Long Island bishop calls for campaign to counter Brooklyn gun violence

Posted Aug 23, 2012

[Diocese of Long Island] Episcopal Diocese of Long Island Lawrence Provenzano has issued a statement about a recent increase in gun violence in Brooklyn, N.Y.

The diocese encompasses all four counties of Long Island: Kings (the borders of which are the same as those of Brooklyn), Queens, Nassau and Suffolk. There are 32 Episcopal churches in Brooklyn.

Six people were shot in Brooklyn during the night of July 29, including two children, and, six days prior, a 4-year-old was killed by a stray bullet as he attended a basketball tournament held in honor of a young woman who was fatally stabbed near the same playground two years earlier. On Aug. 13, four teenagers were shot by a person who reportedly fled on a bicycle.

The full text of the statement follows and is also available as a bulletin insert here.

During the past few days, the reports of gun violence in Brooklyn have been alarming. There seems to be an ever-increasing use of guns as a solution to conflict, in the commission of crimes, and as a means of addressing the fear, isolation and hopelessness experienced by many in our society. Human life has become an expendable commodity, the cost of another’s selfish needs or a casualty of another’s fear or addiction.

Guns kill and wound people in senseless violence that has no place in our society. People are shooting other people in a faithless assertion of self-worth and credibility that lessens the humanity of us all. No one has the right to carry a gun for the purpose of unleashing its awful power on another human being. No one should have the right to use a gun to settle a dispute, right a wrong, or steal another’s property. No one on the streets of our city should be carrying a weapon. It is illegal, immoral and sinful!

We continue to fool ourselves into believing and trusting that the tools of background checks, and waiting periods and permits will keep us safe. The evidence is clear, guns kill people and our half-hearted efforts, bowing to the gun lobby in this nation is immoral and sinful. It is time for New Yorkers and our entire nation to flex our collective faithfulness and put an end to the trafficking of weapons once and for all by working for limiting the manufacturing and sale of all guns. Regardless of the means by which the guns find their way to the streets of our cities – if the guns are not manufactured for sale, they can’t be used.

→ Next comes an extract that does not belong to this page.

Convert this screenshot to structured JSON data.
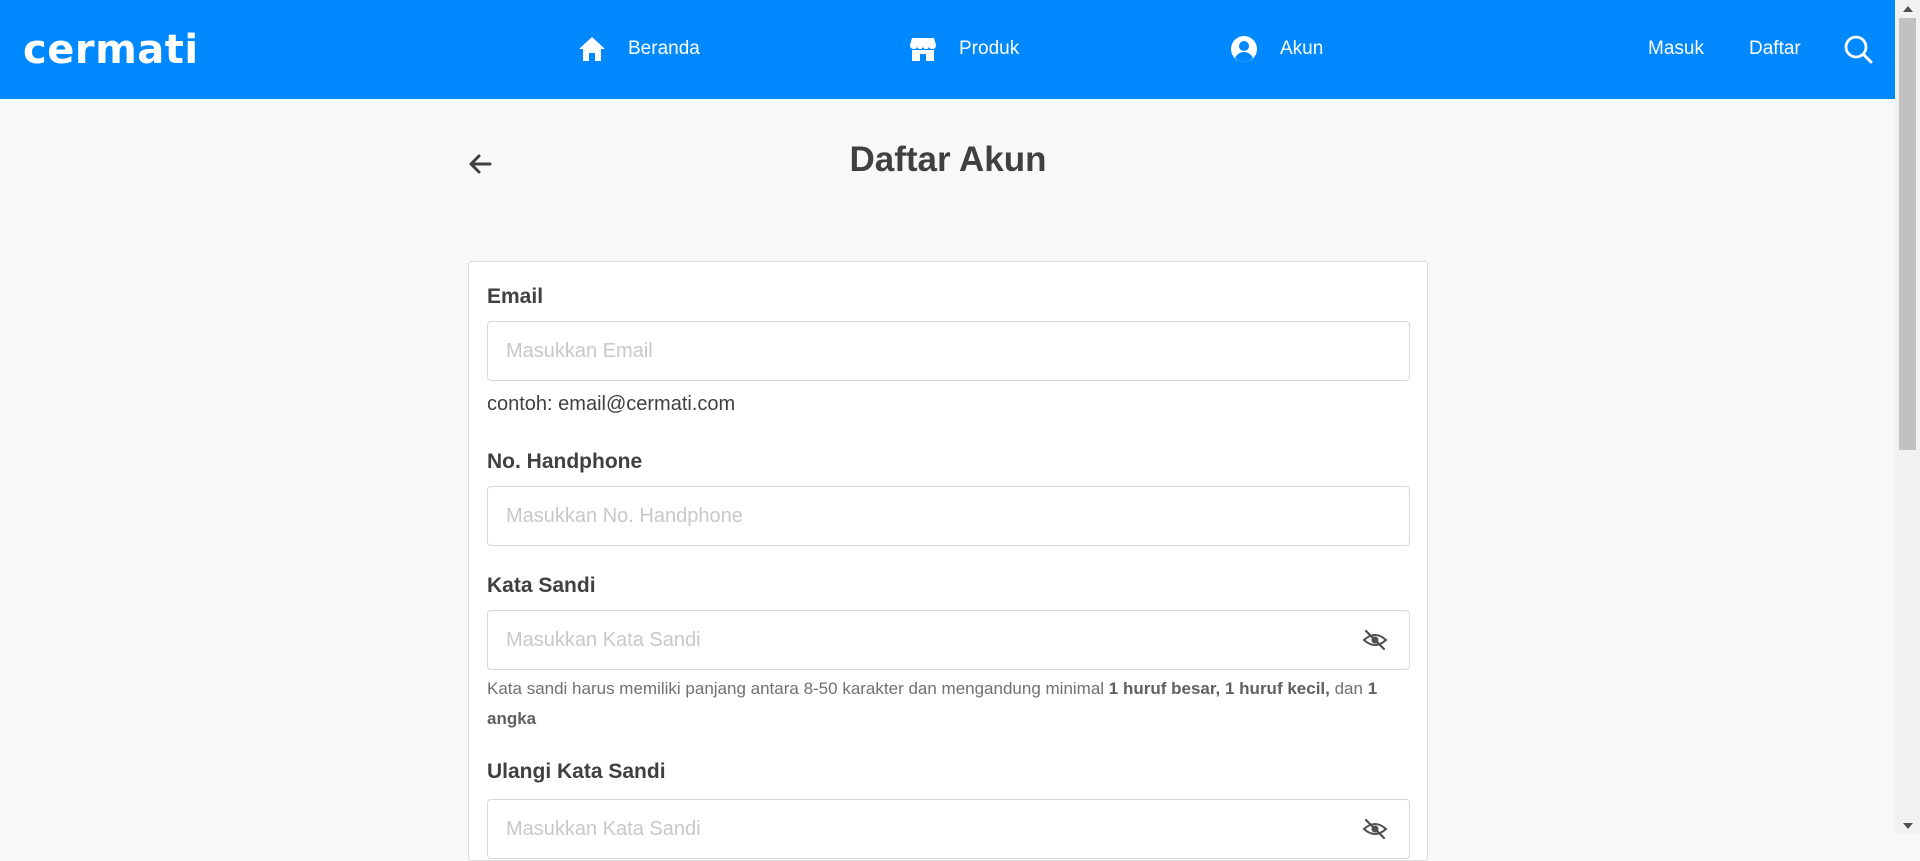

Our common faith as children of God, calls us to act in faith for the care and protection of all people. Although I applaud and commend the efforts of those in the community who will stand vigil on the street corners in Brooklyn and Queens, we must also stand vigil at the source of these weapons. The guns used in the violent acts around our city are the product of an industry with $13.6 billion (http://www.forbes.com/sites/petercohan/2012/07/23/the-nra-industrial-complex) in domestic sales annually, an industry that views the misuse of their products as an unfortunate, but inevitable, by-product of their business. It is time for the political, moral and religious convictions of God’s people to move aggressively against the manufacturing, sale, and distribution of weapons in our city. No one should have to carry a weapon in the city of New York, in Nassau or Suffolk County but our law enforcement officials. It is time to get wise and stand faithful. It is time to stop this craziness and inhuman behavior by so many of our people. It is time to put an end to gun violence, by putting an end to guns.

I am calling on all the churches of our diocese in Brooklyn, Queens, Nassau and Suffolk to partner with local police and immediately create a drop off centers for guns in our communities. Further, I am asking our local parish priests immediately to begin planning educational opportunities within our parishes to support a Campaign for Human Life, in which we begin to address all issues of human life and dignity based on the teaching of the Episcopal Church and the faithful use of Scripture, tradition and reason. Even further, I am asking our clergy, and laity to become fully involved in all efforts to address gun violence in our communities, to take part in rallies, community meetings and efforts to end gun violence, to open our churches for such efforts and to work faithfully to have the voice and teaching of the church be heard in the discussions and decision making that will effect local, state and national policy.

Our pastoral care of God’s people does not end at the church door. The Good Shepherd calls us to care for the entire flock, not solely the people gathered on Sunday morning. The call of the Good Shepherd beckons us to care for the sheep, at risk, harassed and scattered like sheep without a shepherd. The issue of gun violence in our community is now the business of the church because innocent people cannot fully live in our communities in safety. I call on our people to pray for a change in hearts and minds, I call on our people to speak out and act out in a common mission for the safety of our communities. It is time to live out our Baptismal Covenant, to protect the dignity of every human being. Let’s get to work for God’s people.